To wrap up the Joshua Tree engagement series, my initial inclination was to write about the National Park. Honestly I could go on and on about how breathtaking it was, how we’d never seen anything like it, how we drove around in our convertible enjoying the warm, dry breeze and jamming out to our favorite tunes, and also how Zach saved me from a rattlesnake on a hike. But when I was driving home from work thinking about how we were coming up on our six month wedding anniversary, I realized I needed to share about something else.
With topics like relationships and love, in my opinion (and my own experience) there is typically more than meets the eye. What I don’t want to do is share only the good and the easy parts of life, and paint an inaccurate picture of my reality.

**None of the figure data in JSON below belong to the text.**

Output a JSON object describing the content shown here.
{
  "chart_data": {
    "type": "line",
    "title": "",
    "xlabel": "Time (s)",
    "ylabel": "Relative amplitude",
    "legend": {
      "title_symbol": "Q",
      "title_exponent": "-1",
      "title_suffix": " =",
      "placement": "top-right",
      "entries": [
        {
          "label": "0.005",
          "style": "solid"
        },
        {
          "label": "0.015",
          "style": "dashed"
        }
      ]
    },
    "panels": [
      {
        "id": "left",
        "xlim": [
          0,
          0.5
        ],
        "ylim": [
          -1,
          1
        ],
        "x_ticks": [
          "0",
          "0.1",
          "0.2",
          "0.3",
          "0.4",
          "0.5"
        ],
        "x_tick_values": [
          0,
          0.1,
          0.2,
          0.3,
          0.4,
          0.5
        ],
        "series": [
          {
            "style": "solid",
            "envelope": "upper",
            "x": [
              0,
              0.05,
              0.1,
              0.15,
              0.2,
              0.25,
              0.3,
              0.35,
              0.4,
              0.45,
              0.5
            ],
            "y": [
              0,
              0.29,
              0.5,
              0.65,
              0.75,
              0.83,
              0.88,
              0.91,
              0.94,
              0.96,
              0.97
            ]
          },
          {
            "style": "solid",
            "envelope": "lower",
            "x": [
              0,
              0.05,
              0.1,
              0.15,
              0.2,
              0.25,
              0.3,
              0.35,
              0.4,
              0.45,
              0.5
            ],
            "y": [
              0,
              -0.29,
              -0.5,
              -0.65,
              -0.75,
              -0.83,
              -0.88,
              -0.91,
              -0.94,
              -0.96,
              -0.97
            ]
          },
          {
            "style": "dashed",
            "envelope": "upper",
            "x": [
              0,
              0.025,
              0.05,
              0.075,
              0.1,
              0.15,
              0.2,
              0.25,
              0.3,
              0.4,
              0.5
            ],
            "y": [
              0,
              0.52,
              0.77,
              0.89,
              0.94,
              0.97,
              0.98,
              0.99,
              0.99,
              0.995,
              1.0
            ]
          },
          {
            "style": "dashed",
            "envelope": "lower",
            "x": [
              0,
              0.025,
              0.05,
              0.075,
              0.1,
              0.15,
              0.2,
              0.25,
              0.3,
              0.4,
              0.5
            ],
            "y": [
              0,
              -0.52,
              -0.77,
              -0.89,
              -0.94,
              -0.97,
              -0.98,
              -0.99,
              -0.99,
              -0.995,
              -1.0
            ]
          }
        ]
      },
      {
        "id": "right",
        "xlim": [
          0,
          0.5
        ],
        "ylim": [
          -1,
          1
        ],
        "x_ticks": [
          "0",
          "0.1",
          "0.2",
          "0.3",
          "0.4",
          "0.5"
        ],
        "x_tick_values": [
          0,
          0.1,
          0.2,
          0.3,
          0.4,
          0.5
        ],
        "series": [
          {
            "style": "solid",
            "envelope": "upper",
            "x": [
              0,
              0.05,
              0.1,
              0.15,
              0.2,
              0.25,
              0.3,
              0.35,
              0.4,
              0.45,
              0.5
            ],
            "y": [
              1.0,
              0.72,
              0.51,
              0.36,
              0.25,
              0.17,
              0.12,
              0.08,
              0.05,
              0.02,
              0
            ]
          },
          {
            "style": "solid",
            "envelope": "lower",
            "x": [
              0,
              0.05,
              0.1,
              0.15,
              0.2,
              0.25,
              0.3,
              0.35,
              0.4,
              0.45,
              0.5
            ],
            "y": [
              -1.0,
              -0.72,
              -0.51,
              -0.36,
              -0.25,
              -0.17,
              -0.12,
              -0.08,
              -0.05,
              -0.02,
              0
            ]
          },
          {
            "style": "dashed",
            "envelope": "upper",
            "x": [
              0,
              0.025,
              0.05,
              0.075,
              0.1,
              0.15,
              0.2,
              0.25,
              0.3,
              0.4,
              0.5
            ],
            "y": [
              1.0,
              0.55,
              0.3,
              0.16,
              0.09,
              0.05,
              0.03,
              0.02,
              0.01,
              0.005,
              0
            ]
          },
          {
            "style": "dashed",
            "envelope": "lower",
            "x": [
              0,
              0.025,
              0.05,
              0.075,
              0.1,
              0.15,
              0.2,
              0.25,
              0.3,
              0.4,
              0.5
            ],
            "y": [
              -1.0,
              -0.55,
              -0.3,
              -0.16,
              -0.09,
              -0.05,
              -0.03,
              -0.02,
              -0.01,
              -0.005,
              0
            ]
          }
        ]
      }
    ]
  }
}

My experience of life and love leading up to being engaged wasn’t all roses. Zach and I dated on-and-off for 12 years (yes I said 12) before getting engaged. There were numerous difficult break-ups, but one of them stands out amongst the rest. It was a dark period that I can now reflect on as a time of immense learning and profound growth as a person. To put it in more realistic terms, it was a period of tears, confusion, depression, and anxiety. It was a time where I learned about self-care. It was the start of my continuous journey to separate myself from the labels that I, or others, might place on me. Through counseling, support from family and friends (seriously if you were around for this I applaud you, you were a God-send), and significant amounts of time, I turned a corner. This turned into new life-long friendships, discovery of interests and hobbies, and a more stable self-identity.
The point here is that I have had to endure the valleys in life and love, to really appreciate the view from the top of the mountains. There is no shame in my experience of the valleys. Just putting it in writing is empowering, and I hope that it serves as a reminder to myself down the road.
One of my favorite encouragements during this time (thank you Brookey) was from a letter written by John Steinbeck to his son Thom regarding love:
“And don’t worry about losing. If it is right, it happens — The main thing is not to hurry. Nothing good gets away.”
The entire letter is one of the most beautifully written pieces on love I’ve ever read, and I encourage you to read the entire thing here.
When in a period of darkness or waiting, it’s really a period of learning and growing, and there is no shame in the depths of its impacts. And know that the time will come when you can look back, stronger than ever, thankful.